Enjoy the diverse portfolio of talented artist Garry McMichael, and visit his website to see more of his work.
Do I want my art to be painterly or realistic? It’s a conundrum I try to balance everyday.
I wanted to be an artist as long as I can remember, but when I attended college I was faced with the age-old question every artist has to resolve. How am I going to earn a living? The idea of being a “starving artist” certainly didn’t appeal to me, and I didn’t see myself spending my life in a classroom teaching art. My solution, major in photography and apprentice myself to a local commercial photographer.
After 40 years of being steeped in the hyper-realistic world of commercial photography, creating ads and producing product catalogs, I now find it difficult to shift gears and create art that is painterly. I often start with the goal of making my paintings more expressive, even impressionistic, but as my art develops I keep adding more detail. Before I know it realism takes over.
For years I’ve painted with soft pastels, and to this day I’m drawn to the tactile pleasure of scumbling a pastel across paper.
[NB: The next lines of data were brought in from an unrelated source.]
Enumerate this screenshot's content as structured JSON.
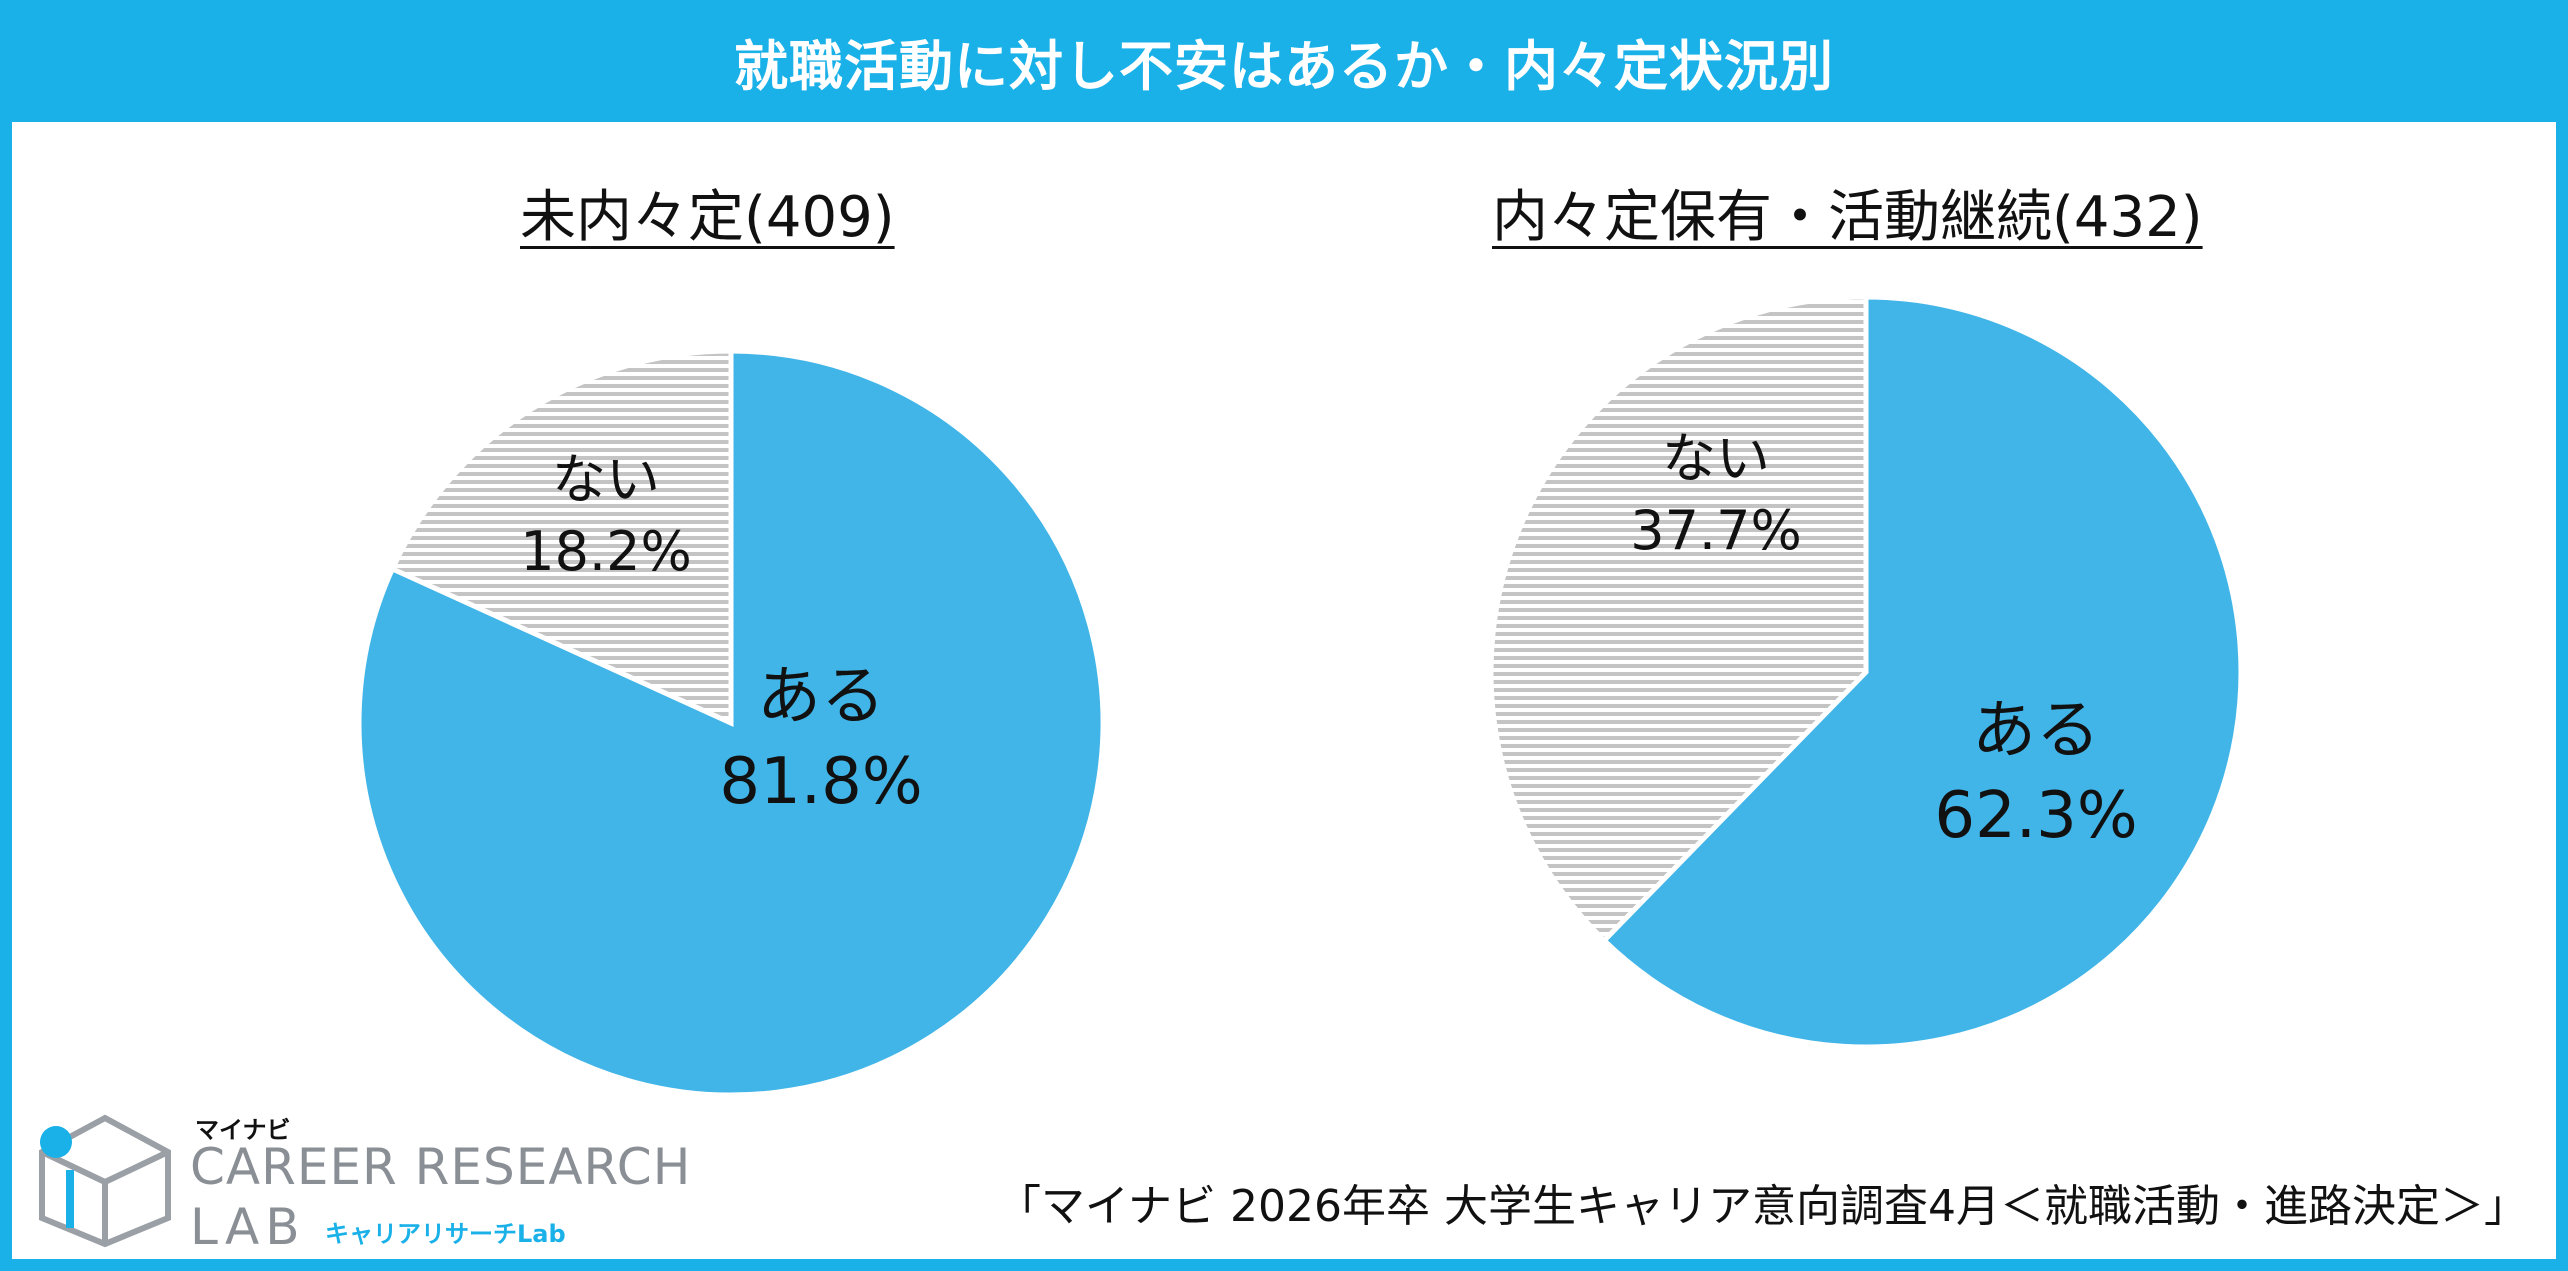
{
  "header": {
    "title": "就職活動に対し不安はあるか・内々定状況別"
  },
  "colors": {
    "accent": "#1ab0e8",
    "aru": "#41b5e8",
    "nai_stripe": "#c4c4c4"
  },
  "chart_data": [
    {
      "type": "pie",
      "title": "未内々定(409)",
      "slices": [
        {
          "label": "ある",
          "value": 81.8,
          "value_label": "81.8%",
          "color": "#41b5e8",
          "pattern": "solid"
        },
        {
          "label": "ない",
          "value": 18.2,
          "value_label": "18.2%",
          "color": "#c4c4c4",
          "pattern": "horizontal-stripes"
        }
      ]
    },
    {
      "type": "pie",
      "title": "内々定保有・活動継続(432)",
      "slices": [
        {
          "label": "ある",
          "value": 62.3,
          "value_label": "62.3%",
          "color": "#41b5e8",
          "pattern": "solid"
        },
        {
          "label": "ない",
          "value": 37.7,
          "value_label": "37.7%",
          "color": "#c4c4c4",
          "pattern": "horizontal-stripes"
        }
      ]
    }
  ],
  "source": "「マイナビ 2026年卒 大学生キャリア意向調査4月＜就職活動・進路決定＞」",
  "logo": {
    "brand": "マイナビ",
    "line1": "CAREER RESEARCH",
    "line2": "LAB",
    "sub": "キャリアリサーチLab"
  }
}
Not only does it look good, it feels good. At some point I wanted to create the illusion of “it’s snowing” in a painting and in the process came across a little known technique called dusting. It is a method of crumbling pastels particles onto a painting then pressing them in place. The technique can only be described as serendipitous. You never know what you will get. For a period it became an excellent technique for me to balance my realistic side and be more painterly and expressive.
About three years ago I felt I wanted to make a change in my approach to art. Despite being the president of a St. Louis pastel group (Gateway Pastel Artists) I decided to quit pastels “cold turkey” and devote one year to teach myself how to paint with oils and acrylics. The year has stretched into three and I love what I’m doing. The only downside is that the realistic side of my brain wins out more often over my urge to be painterly.
One of the things I loved best as a professional photographer was variety in my work. No two assignments were alike. Every project would have its own creative and technical issues and special needs. As soon as I completed one assignment, I was faced with new challenges on the next project. I’m addicted to variety and it has carried through to my art. Consequently, the subject matter of my art is all over the place. I like to paint still-lifes, landscapes, people and recently, my focus has shifted to cityscapes, nocturnes and dramatic weather situations.
Living in St. Louis, I have a unique opportunity. We are the city with the Great Big Arch (officially it is called the Jefferson National Expansion Memorial National Park). It is a timeless sculpture (designed by architect Eero Saarinen over 60 years ago) on a gigantic scale with the mighty Mississippi River as its reflecting pool. The Arch has a strong influence on my photography, and it will be a major subject in my future paintings. Right now Realism is the stronger influence, but time will tell.